Só males são reais, só dor existe…
(Antero de Quental)
Nesse início de ano, nós acompanhamos estarrecidos, mais uma tragédia somada às inúmeras que já atingiram o sofrido povo haitiano. Não bastassem as revoluções, a miséria e o sofrimento de todo o dia, sobreveio o pior. Parece que o terremoto que destruiu Porto Príncipe e outras cidades, ceifando milhares de vidas e deixando um número incontável de feridos, fez ruir também as fronteiras do mundo que, aparentemente, ignorava a dimensão da agonia desse povo torturado por tantos flagelos.
Preferiríamos não ver a feiúra da fome, da pobreza e das doenças.

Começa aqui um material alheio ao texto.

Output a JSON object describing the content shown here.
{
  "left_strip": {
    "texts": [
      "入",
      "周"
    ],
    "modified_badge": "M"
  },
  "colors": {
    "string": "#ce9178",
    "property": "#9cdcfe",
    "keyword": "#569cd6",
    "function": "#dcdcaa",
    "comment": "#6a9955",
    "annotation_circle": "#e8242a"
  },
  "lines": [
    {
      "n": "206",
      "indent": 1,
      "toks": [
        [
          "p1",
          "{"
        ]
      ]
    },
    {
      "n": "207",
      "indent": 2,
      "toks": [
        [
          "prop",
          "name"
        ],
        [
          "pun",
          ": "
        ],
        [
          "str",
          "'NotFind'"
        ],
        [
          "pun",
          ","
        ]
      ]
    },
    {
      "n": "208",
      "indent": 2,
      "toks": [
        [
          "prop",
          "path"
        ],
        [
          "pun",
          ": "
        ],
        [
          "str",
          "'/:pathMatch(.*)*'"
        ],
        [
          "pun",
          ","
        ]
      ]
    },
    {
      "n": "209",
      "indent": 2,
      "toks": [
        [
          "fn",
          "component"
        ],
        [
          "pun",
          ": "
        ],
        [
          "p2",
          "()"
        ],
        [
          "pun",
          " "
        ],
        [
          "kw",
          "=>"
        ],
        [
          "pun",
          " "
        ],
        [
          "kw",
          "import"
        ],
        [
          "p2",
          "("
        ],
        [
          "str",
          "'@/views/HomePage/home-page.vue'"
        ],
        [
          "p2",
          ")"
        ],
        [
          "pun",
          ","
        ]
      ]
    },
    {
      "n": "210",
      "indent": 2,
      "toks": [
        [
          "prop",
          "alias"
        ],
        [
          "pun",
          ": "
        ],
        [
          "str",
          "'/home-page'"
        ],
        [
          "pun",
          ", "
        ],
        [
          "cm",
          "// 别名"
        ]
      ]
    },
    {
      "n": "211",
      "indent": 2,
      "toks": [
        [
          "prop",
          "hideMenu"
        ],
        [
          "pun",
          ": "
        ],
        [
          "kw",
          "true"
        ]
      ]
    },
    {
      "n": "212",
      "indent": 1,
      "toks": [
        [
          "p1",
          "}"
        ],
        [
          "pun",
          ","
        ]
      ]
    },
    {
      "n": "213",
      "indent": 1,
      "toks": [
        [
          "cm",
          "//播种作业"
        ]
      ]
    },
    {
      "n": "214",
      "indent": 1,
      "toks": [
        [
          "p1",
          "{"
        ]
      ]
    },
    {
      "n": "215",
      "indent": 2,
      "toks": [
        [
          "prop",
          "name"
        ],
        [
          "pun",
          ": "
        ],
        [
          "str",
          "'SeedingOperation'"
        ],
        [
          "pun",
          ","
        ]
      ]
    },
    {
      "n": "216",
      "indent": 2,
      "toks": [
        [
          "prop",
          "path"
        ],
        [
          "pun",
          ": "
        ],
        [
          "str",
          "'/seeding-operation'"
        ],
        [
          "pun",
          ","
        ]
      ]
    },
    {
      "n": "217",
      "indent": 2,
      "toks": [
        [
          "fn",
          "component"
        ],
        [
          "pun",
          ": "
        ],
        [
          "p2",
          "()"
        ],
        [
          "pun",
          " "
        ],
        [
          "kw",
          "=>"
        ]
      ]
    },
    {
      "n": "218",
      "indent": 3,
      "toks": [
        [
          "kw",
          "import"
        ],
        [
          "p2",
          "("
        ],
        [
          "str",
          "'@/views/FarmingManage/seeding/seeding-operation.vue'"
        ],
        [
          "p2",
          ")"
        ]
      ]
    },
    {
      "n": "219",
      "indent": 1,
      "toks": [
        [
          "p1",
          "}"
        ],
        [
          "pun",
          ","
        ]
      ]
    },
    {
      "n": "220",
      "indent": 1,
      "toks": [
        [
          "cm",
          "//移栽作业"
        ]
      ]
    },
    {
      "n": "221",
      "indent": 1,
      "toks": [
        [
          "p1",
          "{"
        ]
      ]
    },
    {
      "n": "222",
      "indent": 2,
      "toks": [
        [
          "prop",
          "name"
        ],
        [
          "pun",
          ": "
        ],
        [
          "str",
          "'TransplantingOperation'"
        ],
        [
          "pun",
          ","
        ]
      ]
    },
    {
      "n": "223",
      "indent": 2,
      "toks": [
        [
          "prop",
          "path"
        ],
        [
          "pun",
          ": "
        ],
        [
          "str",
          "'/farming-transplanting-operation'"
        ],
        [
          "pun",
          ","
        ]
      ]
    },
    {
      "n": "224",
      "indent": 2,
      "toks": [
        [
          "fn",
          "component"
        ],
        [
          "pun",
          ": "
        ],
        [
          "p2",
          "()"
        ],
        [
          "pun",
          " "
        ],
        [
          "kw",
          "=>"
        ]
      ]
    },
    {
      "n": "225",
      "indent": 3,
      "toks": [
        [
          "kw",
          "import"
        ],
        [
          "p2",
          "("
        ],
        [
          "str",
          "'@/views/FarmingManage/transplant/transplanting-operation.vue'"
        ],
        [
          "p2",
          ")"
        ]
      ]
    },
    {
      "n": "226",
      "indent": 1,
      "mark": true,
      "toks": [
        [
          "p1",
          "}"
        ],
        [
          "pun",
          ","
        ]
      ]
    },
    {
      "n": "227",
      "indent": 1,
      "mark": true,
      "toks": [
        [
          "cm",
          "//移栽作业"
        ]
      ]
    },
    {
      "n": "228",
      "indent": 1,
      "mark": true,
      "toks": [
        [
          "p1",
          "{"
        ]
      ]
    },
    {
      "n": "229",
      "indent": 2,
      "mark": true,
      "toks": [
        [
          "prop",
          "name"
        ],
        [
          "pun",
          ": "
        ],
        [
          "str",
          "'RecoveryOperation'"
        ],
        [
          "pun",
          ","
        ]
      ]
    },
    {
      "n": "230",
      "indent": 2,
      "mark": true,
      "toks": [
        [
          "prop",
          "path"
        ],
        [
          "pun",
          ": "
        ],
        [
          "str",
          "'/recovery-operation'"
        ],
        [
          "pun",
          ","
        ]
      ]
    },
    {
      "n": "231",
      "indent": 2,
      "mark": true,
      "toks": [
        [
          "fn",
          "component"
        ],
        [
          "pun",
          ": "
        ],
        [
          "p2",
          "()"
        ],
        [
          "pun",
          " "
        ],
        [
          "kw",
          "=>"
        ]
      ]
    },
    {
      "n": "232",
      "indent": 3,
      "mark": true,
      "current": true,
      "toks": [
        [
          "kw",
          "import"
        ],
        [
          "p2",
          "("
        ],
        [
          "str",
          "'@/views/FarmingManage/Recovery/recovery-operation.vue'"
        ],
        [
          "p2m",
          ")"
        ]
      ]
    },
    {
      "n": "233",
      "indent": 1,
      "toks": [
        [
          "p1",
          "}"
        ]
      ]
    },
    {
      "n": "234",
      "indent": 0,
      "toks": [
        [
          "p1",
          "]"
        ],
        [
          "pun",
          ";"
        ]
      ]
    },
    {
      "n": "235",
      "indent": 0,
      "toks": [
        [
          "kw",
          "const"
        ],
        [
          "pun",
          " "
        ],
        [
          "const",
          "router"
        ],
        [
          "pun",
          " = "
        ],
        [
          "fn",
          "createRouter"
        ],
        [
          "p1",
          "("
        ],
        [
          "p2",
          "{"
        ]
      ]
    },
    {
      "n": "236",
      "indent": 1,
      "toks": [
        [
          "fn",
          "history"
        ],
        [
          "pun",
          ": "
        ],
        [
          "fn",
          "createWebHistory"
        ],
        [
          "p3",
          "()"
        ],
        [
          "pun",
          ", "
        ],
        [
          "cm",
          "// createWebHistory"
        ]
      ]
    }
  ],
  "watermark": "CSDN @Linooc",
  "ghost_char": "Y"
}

Gostaríamos de fugir da angústia que nos oprime o peito negando que há povos irmãos que sofrem, que vivem tão miseravelmente, muitas vezes sem o básico para sobreviver, entretanto é justamente essa dolorosa e necessária angústia que nos liberta da cegueira para enxergar que o sofrimento mora bem ao lado da extravagante abundância de povos bem alimentados e habituados aos mais modernos e disparatados confortos que podem existir. Sabíamos que o Haiti é um país pobre, que sua capital é Porto Príncipe, sabíamos da sua produção de açúcar, das suas revoluções e de seus governos fracassados que nada construíram para seus filhos. Também sabíamos de suas crianças esquálidas, das altas taxas de mortalidade infantil, das suas precárias condições de vida, mas não víamos, não convivíamos com esse povo, afinal, o que os olhos não veem, o coração não sente. Onde estávamos nós, por quais serenas paragens descansávamos e sobre quais doces paisagens repousavam nosso olhar para não ver o sofrimento do povo haitiano? Onde estávamos que não vimos seus corpos esmagados pela fome torturante e pelas doenças e agora somos obrigados a vê-los esmagados sob o peso das vigas de concreto?
A indignidade em que vivem os negros haitianos não difere muito daquela do período da escravidão quando traziam correntes nos pés e na alma, trabalhando para construir a riqueza dos brancos. Desde então, pouca coisa mudou, pois libertos, mas prisioneiros da miséria, da doença e da fome, o povo haitiano vaga sem esperança, como se tivesse que carregar para sempre o estigma da escravidão. Pouco lhe valeu ter sido a primeira nação independente, contribuindo para o ideal abolicionista na Europa e nos Estados Unidos, a libertação lhe custou muito caro e paradoxalmente, a independência pode ter sido a própria causa de sua falência porque abandonado a sua própria sorte, os haitianos viram sua história ser escrita com sangue, marcada por golpes de estado e violências, à mercê de governantes tiranos e corruptos.
Pensávamos que alguém deveria fazer alguma coisa, mas nós? Como? Pois houve quem fizesse e que morresse pela causa das crianças pobres, quem pregava o amor não apenas com as palavras dos evangelhos, mas com atos concretos como Zilda Arns, como os militares brasileiros e tantos outros anônimos. Foi preciso uma tragédia tão dolorosa para que conhecêssemos um pouco mais da difícil história do povo do Haiti, para que lêssemos seus nomes nas revistas, para que olhássemos para seus rostos e seus olhos inundados de dor e desprovidos de qualquer esperança na vida. Nesse momento de tanta tristeza e desesperança, podemos, ou refletir sobre o desespero dos oprimidos, ou concluir, como Antero de Quental que, “só dor existe”, ou ainda e apenas as duas coisas, o que dá no mesmo.